Back in Indiana, the battle over its right-to-work law is also far from over. The International Union of Operating Engineers Local 150 has filed suit in federal court, saying the law violates both the state and U.S. constitutions. Attorney General Greg Zoeller, meanwhile, told the Indianapolis Star he will vigorously defend the law. 
But while the court battle may just be starting, the public relations battle has never abated. Last week, the head of MBC Group, a business analytics company that Gov. Daniels recently held up as an example of how the right-to-work law is already growing Hoosier State businesses, said the law actually had nothing to do with the company's expansion. Company president Eric Holloway said MBC had been planning the expansion for a while and the law "was not going to affect our decision one way or another." 
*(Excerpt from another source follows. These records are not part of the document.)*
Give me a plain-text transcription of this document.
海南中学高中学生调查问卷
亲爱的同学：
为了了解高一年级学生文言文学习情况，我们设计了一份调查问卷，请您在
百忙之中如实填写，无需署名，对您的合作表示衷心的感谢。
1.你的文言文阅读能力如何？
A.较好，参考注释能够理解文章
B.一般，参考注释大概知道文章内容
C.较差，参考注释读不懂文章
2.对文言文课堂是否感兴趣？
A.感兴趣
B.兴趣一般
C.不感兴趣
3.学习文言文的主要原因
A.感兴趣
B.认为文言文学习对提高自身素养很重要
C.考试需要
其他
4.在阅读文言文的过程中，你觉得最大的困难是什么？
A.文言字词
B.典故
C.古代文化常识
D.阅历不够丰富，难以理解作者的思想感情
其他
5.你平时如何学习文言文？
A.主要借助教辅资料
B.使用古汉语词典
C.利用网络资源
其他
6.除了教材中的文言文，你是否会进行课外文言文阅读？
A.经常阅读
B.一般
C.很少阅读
Daniels did not offer a comment, but earlier claimed that more than two dozen companies are considering moving to Indiana because of the law, and three others have already committed to doing so. Labor leaders, however, pounced on the revelation. In an email to union supporters, the Indiana AFL-CIO cited the MBC claim in its efforts to rally opposition against right-to-work lawmakers in the November elections. 
"While it's not shocking, it's disappointing that our officials would stoop to this level in order to deceive the public which they are supposed to represent," the message said. 
In states like Minnesota, lawmakers and business leaders are all keeping a close eye on how the events in Indiana, Michigan, New Hampshire and elsewhere are unfolding. Charlie Weaver, head of the Minnesota Business Partnership, told the New York Times the ongoing push for a right-to-work law felt risky, noting fear that a voter backlash could return control of the Legislature to Democrats. 
"So you get this, but what if you also get devastatingly bad legislation for growing jobs for the next two years? Then what?" Weaver said. "We just aren't sure whether this is a politically wise thing to do or not."